Но жилище Тима не содержало в себе ровно ничего невероятного или тем более причудливого – оно выглядело аскетично. Простые стол и стул, железная кровать, застеленная льняным покрывалом, несколько книжных полок, на которых лежат, стоят и громоздятся книжки…
– У тебя лицо удивленное, – заметил Тим.
Он в этот момент резал хлеб прямо на тарелке, поэтому взглянул на Алису лишь мельком.
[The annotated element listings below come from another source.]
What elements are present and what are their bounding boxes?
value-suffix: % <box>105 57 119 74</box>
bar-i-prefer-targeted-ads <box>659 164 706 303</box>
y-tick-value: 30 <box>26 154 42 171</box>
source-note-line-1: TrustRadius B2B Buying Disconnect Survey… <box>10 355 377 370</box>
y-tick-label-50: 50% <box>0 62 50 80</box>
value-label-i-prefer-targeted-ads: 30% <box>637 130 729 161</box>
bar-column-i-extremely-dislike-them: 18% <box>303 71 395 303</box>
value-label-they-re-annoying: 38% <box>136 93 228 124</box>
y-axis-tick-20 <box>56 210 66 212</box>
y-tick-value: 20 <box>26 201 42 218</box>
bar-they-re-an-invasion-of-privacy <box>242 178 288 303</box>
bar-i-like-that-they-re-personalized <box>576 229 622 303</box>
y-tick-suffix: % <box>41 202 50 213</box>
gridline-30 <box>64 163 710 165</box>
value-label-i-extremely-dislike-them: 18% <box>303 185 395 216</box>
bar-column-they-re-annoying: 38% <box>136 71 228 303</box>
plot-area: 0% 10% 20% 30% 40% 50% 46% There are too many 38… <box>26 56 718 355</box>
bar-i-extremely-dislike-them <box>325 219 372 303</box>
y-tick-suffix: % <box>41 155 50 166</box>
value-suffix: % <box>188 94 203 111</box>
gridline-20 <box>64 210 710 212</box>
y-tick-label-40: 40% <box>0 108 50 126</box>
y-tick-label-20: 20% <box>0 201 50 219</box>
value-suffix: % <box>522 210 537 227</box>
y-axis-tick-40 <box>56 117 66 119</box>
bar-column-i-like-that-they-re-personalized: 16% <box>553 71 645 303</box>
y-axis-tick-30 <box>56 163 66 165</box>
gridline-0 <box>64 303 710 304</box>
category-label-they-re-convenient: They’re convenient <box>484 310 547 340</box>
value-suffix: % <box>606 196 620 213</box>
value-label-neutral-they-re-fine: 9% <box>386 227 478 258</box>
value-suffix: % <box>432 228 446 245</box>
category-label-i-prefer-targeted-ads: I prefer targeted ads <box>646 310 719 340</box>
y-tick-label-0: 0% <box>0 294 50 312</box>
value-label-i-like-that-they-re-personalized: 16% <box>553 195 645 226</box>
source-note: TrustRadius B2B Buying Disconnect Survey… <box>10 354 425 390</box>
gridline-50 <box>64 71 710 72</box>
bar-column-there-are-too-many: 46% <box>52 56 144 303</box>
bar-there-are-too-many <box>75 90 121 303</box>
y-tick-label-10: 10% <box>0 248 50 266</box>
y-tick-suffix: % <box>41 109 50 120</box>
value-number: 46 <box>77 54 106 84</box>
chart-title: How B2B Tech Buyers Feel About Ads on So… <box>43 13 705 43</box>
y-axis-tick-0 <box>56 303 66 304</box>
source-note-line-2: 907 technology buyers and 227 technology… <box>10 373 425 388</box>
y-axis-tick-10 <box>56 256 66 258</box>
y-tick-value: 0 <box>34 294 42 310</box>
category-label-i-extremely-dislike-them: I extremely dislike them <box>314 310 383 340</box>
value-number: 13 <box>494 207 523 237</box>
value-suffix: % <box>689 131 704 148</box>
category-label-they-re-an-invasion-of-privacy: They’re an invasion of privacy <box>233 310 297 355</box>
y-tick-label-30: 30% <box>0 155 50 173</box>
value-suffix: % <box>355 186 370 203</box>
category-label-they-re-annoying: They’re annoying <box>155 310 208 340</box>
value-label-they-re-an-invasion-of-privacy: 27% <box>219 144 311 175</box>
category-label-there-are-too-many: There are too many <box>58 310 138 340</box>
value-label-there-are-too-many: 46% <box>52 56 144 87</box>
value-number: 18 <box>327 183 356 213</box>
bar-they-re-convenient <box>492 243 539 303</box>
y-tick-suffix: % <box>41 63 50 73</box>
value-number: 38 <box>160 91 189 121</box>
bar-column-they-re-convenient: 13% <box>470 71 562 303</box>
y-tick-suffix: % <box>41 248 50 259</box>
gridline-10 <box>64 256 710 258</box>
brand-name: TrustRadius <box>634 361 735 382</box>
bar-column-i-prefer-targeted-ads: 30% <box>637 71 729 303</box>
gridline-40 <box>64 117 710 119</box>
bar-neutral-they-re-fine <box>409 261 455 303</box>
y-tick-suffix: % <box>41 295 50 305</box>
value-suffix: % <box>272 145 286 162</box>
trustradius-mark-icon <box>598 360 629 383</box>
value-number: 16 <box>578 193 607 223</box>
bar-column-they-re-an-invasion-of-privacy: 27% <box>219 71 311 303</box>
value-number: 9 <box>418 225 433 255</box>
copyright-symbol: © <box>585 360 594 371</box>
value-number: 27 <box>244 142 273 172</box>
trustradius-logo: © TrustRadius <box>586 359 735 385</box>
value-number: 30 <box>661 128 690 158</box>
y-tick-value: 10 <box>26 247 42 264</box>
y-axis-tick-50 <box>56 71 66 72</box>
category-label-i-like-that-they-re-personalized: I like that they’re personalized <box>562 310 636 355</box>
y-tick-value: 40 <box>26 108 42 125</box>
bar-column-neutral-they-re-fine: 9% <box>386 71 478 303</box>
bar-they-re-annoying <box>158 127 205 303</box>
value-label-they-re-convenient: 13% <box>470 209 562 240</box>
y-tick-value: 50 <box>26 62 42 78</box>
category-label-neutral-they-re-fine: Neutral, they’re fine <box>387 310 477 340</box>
Но выражение ее лица разглядел.
Нож неловко елозил по фаянсу, соскальзывал, хлеб то и дело тоже соскальзывал с тарелки на стол.
Алиса вспомнила, как коротко и точно он прижимал обеими руками кнутовище к Маратову горлу, как угрожающе были при этом перекручены вены над его широкими пальцами, и ей стало немножко смешно от его теперешней неловкости.
– Я не очень удивленная, – улыбнулась она. – Но все-таки немножко.
– Чем?
– Тем, что твоя квартира как-то… ничего о тебе не говорит. Ты один, а она другая.
– Наверное, – пожал плечами он. – Я о ней не думал.
– Давай я нарежу хлеб, – предложила Алиса.
– Не надо. Ты лучше возьми вон тот плед и в него завернись. Там в середине есть дырка, в нее можно голову просунуть. И еще надень вон те носки. Тогда тебе будет тепло даже без водки.
Это был разумный совет. И не то что даже разумный, а какой-то очень живой. И плед, и носки оказались теплыми, как руки Тима. Когда он помогал Алисе снять дубленку в прихожей, то коснулся ладонями ее плеч, поэтому она знала, что руки у него теплые даже в мороз.
– Ты давно здесь живешь? – спросила она.
Тим наконец нарезал хлеб и придвинул к Алисе тарелку, на которой разместил его крупные куски со смешной тщательностью. И баночку с медом к ней придвинул, и белый, без рисунка, заварной чайник.
– Четыре года, – сказал он. – Как универ закончил, с тех пор и живу.
– Ты закончил университет? – удивилась Алиса. – Почему же ты работаешь конюхом?
И тут же спохватилась: ну как можно задавать такие бестактные вопросы! Сейчас он обидится и будет прав.
Но Тим не обиделся.
– Это долго объяснять, – улыбнулся он.
И только когда он произнес это слово – «долго», Алиса вспомнила, что не позже как через два часа должна быть в аэропорту, где уже находится ее багаж, а это означает, что не позже как через пятнадцать минут она должна выйти из этого дома.
Она вспомнила это и не поверила, что это в самом деле так. Ей казалось, она не должна уходить из этого дома совсем. А почему? Она не знала. Здесь не было ничего такого, что привязывает к себе человека с первого взгляда, здесь не было даже уюта…
Дело было только в человеке, который жил в этом доме как в чужом и крепко заваривал чай в простом белом чайнике.